If you’re wondering what to look for in an investment property, it may seem like there are too many factors to consider. You may find yourself overwhelmed at the prospect of weighing the variety of elements involved in a property acquisition. However, by breaking down the process into manageable steps, you’ll be better able to make an informed decision about your next property. Below are five of the easiest and most effective ways to evaluate your rental property.
#1: Compare Similar Properties
Finding properties that are similar to yours in size and condition is a classic way to evaluate your property against others in the local market. You can effectively manage your expectations by talking to other landlords and evaluating their investments— for example, if another landlord has made a comparable investment but isn’t having the kind of cash flow you are expecting, chances are your investment will also underperform.

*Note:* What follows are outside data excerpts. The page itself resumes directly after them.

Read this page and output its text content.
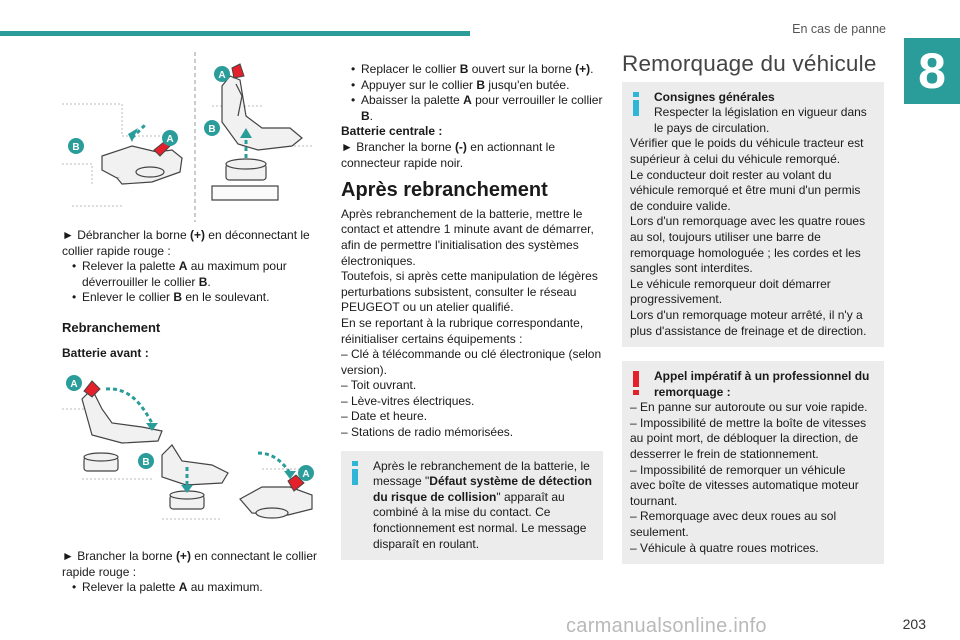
En cas de panne
8
A
A
B
B

► Débrancher la borne (+) en déconnectant le collier rapide rouge :

• Relever la palette A au maximum pour déverrouiller le collier B.

• Enlever le collier B en le soulevant.

Rebranchement
Batterie avant :
A
B
A

► Brancher la borne (+) en connectant le collier rapide rouge :

• Relever la palette A au maximum.

• Replacer le collier B ouvert sur la borne (+).

• Appuyer sur le collier B jusqu'en butée.

• Abaisser la palette A pour verrouiller le collier B.

Batterie centrale :

► Brancher la borne (-) en actionnant le connecteur rapide noir.

Après rebranchement

Après rebranchement de la batterie, mettre le contact et attendre 1 minute avant de démarrer, afin de permettre l'initialisation des systèmes électroniques.

Toutefois, si après cette manipulation de légères perturbations subsistent, consulter le réseau PEUGEOT ou un atelier qualifié.

En se reportant à la rubrique correspondante, réinitialiser certains équipements :

– Clé à télécommande ou clé électronique (selon version).

– Toit ouvrant.

– Lève-vitres électriques.

– Date et heure.

– Stations de radio mémorisées.

Après le rebranchement de la batterie, le message "Défaut système de détection du risque de collision" apparaît au combiné à la mise du contact. Ce fonctionnement est normal. Le message disparaît en roulant.

Remorquage du véhicule

Consignes générales

Respecter la législation en vigueur dans le pays de circulation.

Vérifier que le poids du véhicule tracteur est supérieur à celui du véhicule remorqué.

Le conducteur doit rester au volant du véhicule remorqué et être muni d'un permis de conduire valide.

Lors d'un remorquage avec les quatre roues au sol, toujours utiliser une barre de remorquage homologuée ; les cordes et les sangles sont interdites.

Le véhicule remorqueur doit démarrer progressivement.

Lors d'un remorquage moteur arrêté, il n'y a plus d'assistance de freinage et de direction.

Appel impératif à un professionnel du remorquage :

– En panne sur autoroute ou sur voie rapide.

– Impossibilité de mettre la boîte de vitesses au point mort, de débloquer la direction, de desserrer le frein de stationnement.

– Impossibilité de remorquer un véhicule avec boîte de vitesses automatique moteur tournant.

– Remorquage avec deux roues au sol seulement.

– Véhicule à quatre roues motrices.

203
carmanualsonline.info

If you would like a more formal method of comparing your prospective investment to those in the same market, you can conduct a sales comparison. A sales comparison is sometimes referred to as the price-per-square-foot approach. As the name suggests, this method involves calculating the price per square foot of similar properties in your area that have been sold within the last month, then comparing that sales value number to your own property’s based on its own square footage. The result will be a measure the overall expected profitability of your investment.
#2: Consider Location
If you’re asking how to evaluate an investment, location is one of the most important aspects of a property for buyers, so you should not take it lightly. The same property can be sold for much more when it is placed in a desirable location than in a location that is not as desirable.
To determine if you are investing in the right area, first consider what you would like your target market to be. What kinds of tenants would you like to attract? If you are looking to house young families, investing in a property that is within walking distance of a college campus is not the best decision. Your main goal should be to do market research and figure out where your desired renter lives, then invest there.
#3: Evaluate the Property’s Condition
Many buyers consider how their property will appreciate over time, and they base their buying preferences off that analysis. The current value of a home generally matters less than what it will be valued at in the future. For this reason, it’s a valuable skill to understand how your property’s current condition informs its value in the future.
Getting a professional property valuation gives you a report on your property’s individual components and how those components maintain the property’s condition and value over time. This expert will consider the larger-scale components of your property like roofing, infrastructure, electricity and plumbing.
You could also get a formal appraisal to evaluate the condition of your investment. An appraisal will tell you the true value of a property, factoring in details like location, demand, and lot size. However, the value of your property may not be reflected in its price, so keep that fact in mind.
#4: Calculate Your Expected NOI
Your NOI, or net operating income, is the overall income that your property will generate after operating expenses are subtracted. If you divide the original price you paid for the property by the NOI, you get the capitalization rate, which will help you figure out how quickly you will make back the investment you put into the property. If you have a high cap rate, you can expect higher returns, revenue and an overall better investment.
#5: Conduct a Risk Analysis
Real estate, like any investment, harbors a certain level of risk. If you have recurring maintenance issues or high vacancy rates, your investment may not be as strong as you had hoped. The best way to mitigate these potential challenges is to plan and prepare for them ahead of time by performing a risk analysis.
To conduct a risk analysis, consider how shifting factors could affect your rental revenue, like changes in property tax rates, employment rates, state laws, or the quality of potential renters and applicants.
Something will certainly go wrong in your investment journey, but if you’re prepared for these incoming challenges, it’s easier to work through them.
Evaluating your rental property can seem vague and daunting, but it’s an essential step to a successful investment. Use the five investment property tips above to help you decide whether investing in a certain property is the right choice for you.